Yeah, Anika, I've been frustrated with the prior "no"s and wish I'd asked why, though her having upped the Lamictal at various junctures a pretty good indication of her reasoning. I remember your leftover AD temptation clearly. Heh, and I felt hypocritical with my post at that time, and that was before my latest temptation! I definitely WILL ask again, and am not afraid to do so. (I'm so glad the yoga is doing such great things for you!!! )

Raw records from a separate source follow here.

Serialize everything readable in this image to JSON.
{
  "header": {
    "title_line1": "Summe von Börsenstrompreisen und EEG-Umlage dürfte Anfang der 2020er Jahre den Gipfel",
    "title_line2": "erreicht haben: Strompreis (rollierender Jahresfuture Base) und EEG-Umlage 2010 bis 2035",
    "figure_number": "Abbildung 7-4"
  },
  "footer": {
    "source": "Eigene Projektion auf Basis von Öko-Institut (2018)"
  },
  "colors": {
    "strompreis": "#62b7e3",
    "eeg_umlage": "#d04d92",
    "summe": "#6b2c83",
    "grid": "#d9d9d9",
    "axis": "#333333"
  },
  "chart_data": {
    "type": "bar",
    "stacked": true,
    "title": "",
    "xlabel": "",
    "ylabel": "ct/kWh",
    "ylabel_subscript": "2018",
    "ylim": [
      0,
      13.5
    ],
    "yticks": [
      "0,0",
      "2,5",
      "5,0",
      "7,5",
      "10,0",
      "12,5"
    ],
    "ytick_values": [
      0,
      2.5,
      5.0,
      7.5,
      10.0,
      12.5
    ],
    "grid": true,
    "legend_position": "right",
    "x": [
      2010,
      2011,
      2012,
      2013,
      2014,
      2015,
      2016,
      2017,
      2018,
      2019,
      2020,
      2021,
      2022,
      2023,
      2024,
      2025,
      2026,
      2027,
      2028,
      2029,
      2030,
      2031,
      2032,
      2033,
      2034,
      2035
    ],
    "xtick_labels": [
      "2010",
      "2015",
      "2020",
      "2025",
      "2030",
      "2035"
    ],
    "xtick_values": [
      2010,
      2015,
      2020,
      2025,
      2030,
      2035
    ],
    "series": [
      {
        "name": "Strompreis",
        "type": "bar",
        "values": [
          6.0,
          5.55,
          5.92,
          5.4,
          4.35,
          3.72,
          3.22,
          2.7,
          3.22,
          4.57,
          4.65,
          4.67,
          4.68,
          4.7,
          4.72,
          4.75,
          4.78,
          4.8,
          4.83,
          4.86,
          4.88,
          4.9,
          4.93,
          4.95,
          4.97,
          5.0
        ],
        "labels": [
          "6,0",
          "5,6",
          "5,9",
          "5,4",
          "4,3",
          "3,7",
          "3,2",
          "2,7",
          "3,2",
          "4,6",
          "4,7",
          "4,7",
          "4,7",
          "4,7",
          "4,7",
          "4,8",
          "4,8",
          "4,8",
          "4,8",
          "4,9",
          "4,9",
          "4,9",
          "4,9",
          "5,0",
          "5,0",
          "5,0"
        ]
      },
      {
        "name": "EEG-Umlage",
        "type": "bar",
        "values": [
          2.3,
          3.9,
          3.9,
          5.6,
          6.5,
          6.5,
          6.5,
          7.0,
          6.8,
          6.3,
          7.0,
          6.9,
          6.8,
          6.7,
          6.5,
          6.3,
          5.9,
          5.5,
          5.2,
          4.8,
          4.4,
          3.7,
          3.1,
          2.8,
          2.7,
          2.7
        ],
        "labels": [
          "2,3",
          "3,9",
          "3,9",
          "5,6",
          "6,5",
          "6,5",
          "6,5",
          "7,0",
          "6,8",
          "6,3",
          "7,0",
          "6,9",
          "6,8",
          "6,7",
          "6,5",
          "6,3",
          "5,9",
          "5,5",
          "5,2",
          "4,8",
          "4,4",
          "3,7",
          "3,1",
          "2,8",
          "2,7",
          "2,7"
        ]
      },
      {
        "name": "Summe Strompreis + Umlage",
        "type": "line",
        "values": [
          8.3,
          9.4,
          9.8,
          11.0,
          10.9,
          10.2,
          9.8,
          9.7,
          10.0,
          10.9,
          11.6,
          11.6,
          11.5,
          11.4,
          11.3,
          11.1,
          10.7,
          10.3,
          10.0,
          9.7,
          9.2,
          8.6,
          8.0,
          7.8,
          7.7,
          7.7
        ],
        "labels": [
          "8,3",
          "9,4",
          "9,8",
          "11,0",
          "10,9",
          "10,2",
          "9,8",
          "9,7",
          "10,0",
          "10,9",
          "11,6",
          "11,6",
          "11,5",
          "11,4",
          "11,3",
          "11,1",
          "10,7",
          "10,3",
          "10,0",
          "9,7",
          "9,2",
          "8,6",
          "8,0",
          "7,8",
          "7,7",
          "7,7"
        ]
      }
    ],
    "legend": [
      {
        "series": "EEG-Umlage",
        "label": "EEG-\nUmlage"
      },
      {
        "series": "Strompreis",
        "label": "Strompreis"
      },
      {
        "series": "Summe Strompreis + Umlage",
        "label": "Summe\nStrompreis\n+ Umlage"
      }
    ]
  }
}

AbeIsAbe, yeah, see, I don't really know. I've never had an AD WITH a mood stabilizer. They were really a mixed bag by themselves (different ones at various dosages and combos). At the time I was taking them, I didn't know about BP. Looking back I realize that one definitely sent me hypo (memorably dancing on the counters in the middle of the night scrubbing the cabinets, singing all over the place, shouting, "OMG, they've got my old record collection!" anyone? Besides that I felt WAY too good only 2 days into taking it... (clue much?!) Another was an UNMITIGATED disaster, sending me rapid cycling with some of the most disturbing action-filled severe depressions --along with "physical hallucinations" (the only way I can describe them -- feeling physically shoved to step out into traffic) and the worst mixed I've ever had. It was hell, and was on it for quite some time, not making the connection. Once I had it down to the one that seemed ok, I could assess it better with nothing else mixed in. I hesitated coming off it. I'd learned a bit about BP by that time, so knew what I was watching for. THAT is the one I'd be willing to try again. But only WITH mood stabilizer. The others? No way in hell!

Has anyone's prescriber been so blunt as to say that they think it would push you to act? That's kind of my big fear (that she'll say that, not that I would act). Now that I've told her what I have...
To my thinking, it's beyond time to at least experiment. I trust her, but at the same time, I realistically know I'm not above experimenting on my own if it comes to that. I can't keep existing this way.